Por Diego Arria:
“Nunca más”. Ese fue el voto de una comunidad internacional, horrorizada por el exterminio de seis millones de judíos a mano de los nazis. En julio de 1995, apenas cincuenta años después, se perpetró la masacre de miles de musulmanes en Srebrenica, la mayor desde de la Segunda Guerra Mundial. El Tribunal Penal Internacional para la antigua Yugoslavia lo declaró un “genocidio”.

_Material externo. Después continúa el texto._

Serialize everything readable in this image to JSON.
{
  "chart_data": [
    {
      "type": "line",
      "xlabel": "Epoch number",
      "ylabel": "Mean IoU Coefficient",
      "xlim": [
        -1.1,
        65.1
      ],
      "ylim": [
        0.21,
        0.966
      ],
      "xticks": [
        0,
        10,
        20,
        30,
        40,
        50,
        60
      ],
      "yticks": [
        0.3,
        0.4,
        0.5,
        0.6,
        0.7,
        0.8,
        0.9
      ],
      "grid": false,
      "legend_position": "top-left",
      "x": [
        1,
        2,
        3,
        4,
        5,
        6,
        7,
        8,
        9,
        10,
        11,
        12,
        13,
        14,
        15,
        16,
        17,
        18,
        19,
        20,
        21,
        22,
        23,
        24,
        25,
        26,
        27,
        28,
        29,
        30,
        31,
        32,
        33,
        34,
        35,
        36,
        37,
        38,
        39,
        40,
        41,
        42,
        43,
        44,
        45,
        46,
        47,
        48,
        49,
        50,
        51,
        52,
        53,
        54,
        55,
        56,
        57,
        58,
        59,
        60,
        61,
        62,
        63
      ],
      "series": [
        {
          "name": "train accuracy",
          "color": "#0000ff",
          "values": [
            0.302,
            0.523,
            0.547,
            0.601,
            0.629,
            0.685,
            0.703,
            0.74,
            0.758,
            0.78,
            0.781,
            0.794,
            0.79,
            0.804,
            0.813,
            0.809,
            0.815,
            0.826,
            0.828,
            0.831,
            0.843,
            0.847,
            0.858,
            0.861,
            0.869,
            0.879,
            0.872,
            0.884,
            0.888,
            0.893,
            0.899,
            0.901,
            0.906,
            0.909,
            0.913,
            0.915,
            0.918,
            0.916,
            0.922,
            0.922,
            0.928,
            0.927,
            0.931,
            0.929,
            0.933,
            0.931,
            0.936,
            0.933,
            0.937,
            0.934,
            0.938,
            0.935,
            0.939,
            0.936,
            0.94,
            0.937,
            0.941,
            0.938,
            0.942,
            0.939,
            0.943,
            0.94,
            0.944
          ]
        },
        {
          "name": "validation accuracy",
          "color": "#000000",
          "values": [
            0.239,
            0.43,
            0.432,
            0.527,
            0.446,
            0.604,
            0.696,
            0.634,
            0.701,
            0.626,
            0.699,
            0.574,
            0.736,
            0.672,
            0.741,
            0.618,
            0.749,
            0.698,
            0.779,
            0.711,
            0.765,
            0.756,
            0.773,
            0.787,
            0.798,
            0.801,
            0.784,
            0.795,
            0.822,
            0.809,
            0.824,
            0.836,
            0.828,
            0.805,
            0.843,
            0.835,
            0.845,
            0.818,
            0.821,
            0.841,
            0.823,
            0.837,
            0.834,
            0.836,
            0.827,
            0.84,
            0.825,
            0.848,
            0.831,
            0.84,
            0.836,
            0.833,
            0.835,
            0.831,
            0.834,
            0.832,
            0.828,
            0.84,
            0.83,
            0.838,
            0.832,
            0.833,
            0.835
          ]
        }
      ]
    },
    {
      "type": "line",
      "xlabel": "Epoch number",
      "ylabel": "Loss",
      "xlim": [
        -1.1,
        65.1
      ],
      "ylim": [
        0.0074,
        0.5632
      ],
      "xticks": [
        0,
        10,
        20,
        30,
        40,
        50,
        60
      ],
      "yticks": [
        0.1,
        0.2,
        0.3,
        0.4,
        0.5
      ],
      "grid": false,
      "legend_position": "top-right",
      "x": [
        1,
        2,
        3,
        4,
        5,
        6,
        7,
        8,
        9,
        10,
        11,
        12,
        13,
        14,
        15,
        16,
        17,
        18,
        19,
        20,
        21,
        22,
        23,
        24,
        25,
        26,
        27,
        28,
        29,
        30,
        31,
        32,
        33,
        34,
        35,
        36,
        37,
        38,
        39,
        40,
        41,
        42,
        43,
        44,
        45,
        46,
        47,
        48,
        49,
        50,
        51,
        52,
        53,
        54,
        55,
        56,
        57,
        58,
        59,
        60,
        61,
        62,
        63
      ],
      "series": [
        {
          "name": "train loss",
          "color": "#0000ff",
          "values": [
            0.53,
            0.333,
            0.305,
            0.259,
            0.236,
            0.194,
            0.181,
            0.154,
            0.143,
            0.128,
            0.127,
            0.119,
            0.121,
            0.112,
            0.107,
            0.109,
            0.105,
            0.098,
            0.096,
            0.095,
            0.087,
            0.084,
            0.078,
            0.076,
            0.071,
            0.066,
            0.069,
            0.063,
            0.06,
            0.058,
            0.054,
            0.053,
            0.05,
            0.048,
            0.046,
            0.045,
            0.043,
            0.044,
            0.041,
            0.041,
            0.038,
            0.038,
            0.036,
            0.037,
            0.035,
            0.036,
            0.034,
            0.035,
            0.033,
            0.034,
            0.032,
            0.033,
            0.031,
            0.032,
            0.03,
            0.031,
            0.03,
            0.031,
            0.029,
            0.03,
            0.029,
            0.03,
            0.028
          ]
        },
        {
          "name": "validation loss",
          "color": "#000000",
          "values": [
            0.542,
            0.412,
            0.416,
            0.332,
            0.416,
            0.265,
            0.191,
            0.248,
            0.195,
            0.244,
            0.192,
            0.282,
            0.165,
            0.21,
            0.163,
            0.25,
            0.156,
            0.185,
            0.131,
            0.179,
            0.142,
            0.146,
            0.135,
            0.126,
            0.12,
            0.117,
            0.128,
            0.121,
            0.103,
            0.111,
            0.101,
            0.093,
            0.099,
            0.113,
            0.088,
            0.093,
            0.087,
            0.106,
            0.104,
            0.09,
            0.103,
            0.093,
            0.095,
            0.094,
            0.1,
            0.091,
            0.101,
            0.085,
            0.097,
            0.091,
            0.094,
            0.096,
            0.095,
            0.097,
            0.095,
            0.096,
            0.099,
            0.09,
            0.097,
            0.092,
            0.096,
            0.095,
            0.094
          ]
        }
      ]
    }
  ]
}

Van 24 años de este crimen cometido ante la indiferencia del Consejo de Seguridad de las Naciones Unidas. Después de crear una “zona de guerra” para Srebrenica con el fin de defender la ciudad, el Consejo se rehusó a confrontar a las fuerzas Bosnio-Serbias que en cuarenta y ocho horas asesinaron a unos ocho mil hombres. Hombres que supuestamente estaban bajo la protección de la grandiosa “Fuerza de Protección de las Naciones Unidas”.
No fue accidental que Kofi Annan, ex Secretario General de las Naciones Unidas, en el informe que le solicitara la Asamblea General concluyera destacando: “La tragedia de Srebrenica acosará para siempre nuestra historia porque la comunidad internacional no estuvo a la altura de su compromiso de nunca mas”.
Tal crimen nunca debe ser olvidado, pero hay otro elemento que las Naciones Unidas no mencionan: el sobrevalorado Acuerdo Dayton. Al firmarlo, el representante estadounidense Richard Holbrooke dijo: “Con este importante acto, los presidentes Izetbegovic, Milosevic y Tudjman han dado un gran paso hacia la consolidación del progreso de los últimos años, y al hacerlo, han ayudado a Bosnia a dar otro paso haca el cumplimiento de la visión de Dayton: un país democrático, unificado”.
Lamentablemente, tal visión no se cumplió. Aunque terminó la guerra, replicó una especie de apartheid en el medio de Europa. Incluso las escuelas de Sarajevo tiene un acceso diferente para los niños croatas, serbios y musulmanes, lo que hace prácticamente imposible el crecimiento y la prosperidad de una Bosnia-Herzegovina unificada y estable.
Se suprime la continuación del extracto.